In 1924, Lardner had come up with the collection How to Write Short Stories (With Samples). He was increasingly casting his unillusioned, Swiftian sensibility on a whole range of characters, capturing them in their raw state—unpolished, barely literate, deceptive or morally blinkered.

Which brings us to “Haircut.” Lardner gained his great fame in the 1910s and 1920s as a humorist, but this tale is really about humor’s cruel misuse. That misuse not only defiles the perpetrator, but also Whitey, the barber who narrates the tale without understanding its import.

I found only one clear instance in the story of the type of humor that Lardner’s readers had come to love. It comes when Whitey explains why, unlike other barbers, he only charges three instead of five dollars when taking on the job of shaving corpses:

“I just charge three dollars because personally I don’t mind much shavin’ a dead person. They lay a lot stiller than live customers.
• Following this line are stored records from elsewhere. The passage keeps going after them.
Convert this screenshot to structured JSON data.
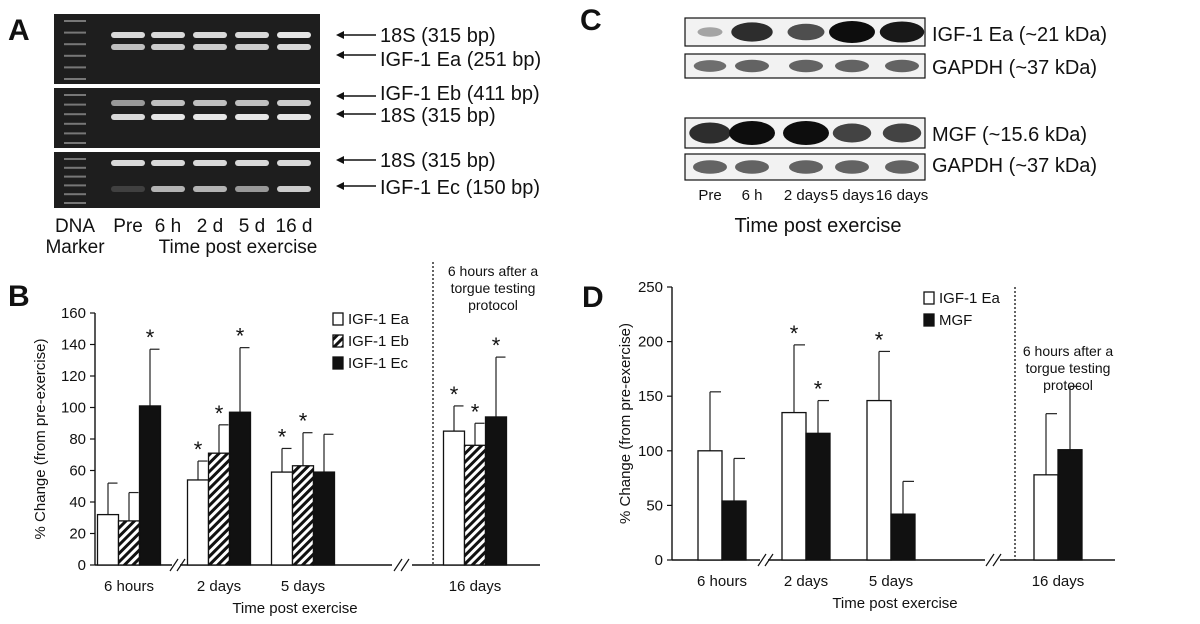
{
  "panel_labels": {
    "a": "A",
    "b": "B",
    "c": "C",
    "d": "D"
  },
  "panel_a": {
    "band_labels": [
      "18S (315 bp)",
      "IGF-1 Ea (251 bp)",
      "IGF-1 Eb (411 bp)",
      "18S (315 bp)",
      "18S (315 bp)",
      "IGF-1 Ec (150 bp)"
    ],
    "lane_labels": [
      "Pre",
      "6 h",
      "2 d",
      "5 d",
      "16 d"
    ],
    "marker_label_line1": "DNA",
    "marker_label_line2": "Marker",
    "axis_label": "Time post exercise",
    "gel_rows": [
      {
        "bands": [
          [
            0.85,
            0.85,
            0.85,
            0.85,
            0.9
          ],
          [
            0.75,
            0.8,
            0.8,
            0.8,
            0.85
          ]
        ]
      },
      {
        "bands": [
          [
            0.6,
            0.75,
            0.75,
            0.75,
            0.8
          ],
          [
            0.85,
            0.9,
            0.9,
            0.9,
            0.9
          ]
        ]
      },
      {
        "bands": [
          [
            0.85,
            0.85,
            0.85,
            0.85,
            0.85
          ],
          [
            0.25,
            0.7,
            0.7,
            0.6,
            0.8
          ]
        ]
      }
    ]
  },
  "panel_c": {
    "blot_labels": [
      "IGF-1 Ea (~21 kDa)",
      "GAPDH (~37 kDa)",
      "MGF (~15.6 kDa)",
      "GAPDH (~37 kDa)"
    ],
    "lane_labels": [
      "Pre",
      "6 h",
      "2 days",
      "5 days",
      "16 days"
    ],
    "axis_label": "Time post exercise",
    "blots": [
      {
        "intensity": [
          0.3,
          0.85,
          0.7,
          1.0,
          0.95
        ]
      },
      {
        "intensity": [
          0.55,
          0.6,
          0.6,
          0.6,
          0.6
        ]
      },
      {
        "intensity": [
          0.85,
          1.0,
          1.0,
          0.75,
          0.75
        ]
      },
      {
        "intensity": [
          0.6,
          0.6,
          0.6,
          0.6,
          0.6
        ]
      }
    ]
  },
  "chart_data": [
    {
      "panel": "B",
      "type": "bar",
      "ylabel": "% Change (from pre-exercise)",
      "xlabel": "Time post exercise",
      "ylim": [
        0,
        160
      ],
      "yticks": [
        "0",
        "20",
        "40",
        "60",
        "80",
        "100",
        "120",
        "140",
        "160"
      ],
      "categories": [
        "6 hours",
        "2 days",
        "5 days",
        "16 days"
      ],
      "series": [
        {
          "name": "IGF-1 Ea",
          "fill": "white",
          "values": [
            32,
            54,
            59,
            85
          ],
          "errors": [
            20,
            12,
            15,
            16
          ],
          "significant": [
            false,
            true,
            true,
            true
          ]
        },
        {
          "name": "IGF-1 Eb",
          "fill": "hatched",
          "values": [
            28,
            71,
            63,
            76
          ],
          "errors": [
            18,
            18,
            21,
            14
          ],
          "significant": [
            false,
            true,
            true,
            true
          ]
        },
        {
          "name": "IGF-1 Ec",
          "fill": "black",
          "values": [
            101,
            97,
            59,
            94
          ],
          "errors": [
            36,
            41,
            24,
            38
          ],
          "significant": [
            true,
            true,
            false,
            true
          ]
        }
      ],
      "annotation": [
        "6 hours after a",
        "torgue testing",
        "protocol"
      ],
      "significance_marker": "*",
      "legend_position": "top-right"
    },
    {
      "panel": "D",
      "type": "bar",
      "ylabel": "% Change (from pre-exercise)",
      "xlabel": "Time post exercise",
      "ylim": [
        0,
        250
      ],
      "yticks": [
        "0",
        "50",
        "100",
        "150",
        "200",
        "250"
      ],
      "categories": [
        "6 hours",
        "2 days",
        "5 days",
        "16 days"
      ],
      "series": [
        {
          "name": "IGF-1 Ea",
          "fill": "white",
          "values": [
            100,
            135,
            146,
            78
          ],
          "errors": [
            54,
            62,
            45,
            56
          ],
          "significant": [
            false,
            true,
            true,
            false
          ]
        },
        {
          "name": "MGF",
          "fill": "black",
          "values": [
            54,
            116,
            42,
            101
          ],
          "errors": [
            39,
            30,
            30,
            58
          ],
          "significant": [
            false,
            true,
            false,
            false
          ]
        }
      ],
      "annotation": [
        "6 hours after a",
        "torgue testing",
        "protocol"
      ],
      "significance_marker": "*",
      "legend_position": "top-center"
    }
  ]
}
The only thing is you don’t feel like talkin’ to them and you get kind of lonesome.”

That anecdote comes as true relief in a story that gains in moral horror as it goes along.

An excellent analysis of “Haircut’s” meaning can be found in this analysis from the blog “Dark Party Review.” Still, some additional points can be offered on how Lardner achieves his stunning effects.

Whitey recalls to his visitor the good old days in this small town, before Jim Kendall died, when he and sidekick Hod Meyers used to regale the community: “I bet they was more laughin’ done here than any town its size in America.”

At first, we believe we’re in the presence of a person given to rough but not nasty humor (“Whitey, your nose looks like a rosebud tonight”). But already, small hints of doubt appear about what Whitey is actually telling us.

Jim’s favorite seat, for instance, is next to a spittoon, suggesting his coarseness. And why do other customers at the barbershop instantly jump out of this chair when Jim arrives? Is it because he has an honored place in the shop or, as we suspect more and more as the story proceeds, he’s a nasty piece of work that it’s best not to cross for any reason?

Each time Whitey tells us something complimentary about his customer—that he was “comical,” “a card,” “a caution”—we learn something new that immediately makes us revise everything the barber says: Jim’s a lout whose wife would divorce him if it didn’t leave her in even more dire circumstances. He loses his job as a salesman because he’s a drunk. And he’s given to nasty practical jokes that humiliate family and anyone who annoys him, even total strangers.

Jim’s comeuppance comes at the hands of a mentally challenged man on whom he has played one of his characteristically mean jokes before. The narrator remains equally clueless about how Jim met his fate and why it was so deserved.

“Haircut” was a masterpiece of its kind, a near-primer in how to alert readers that what one character says varies drastically from the facts of the case. Lardner would produce several more short-story collections and a 1929 comedy with George S. Kaufman, June Moon, before dying of a heart attack in 1933.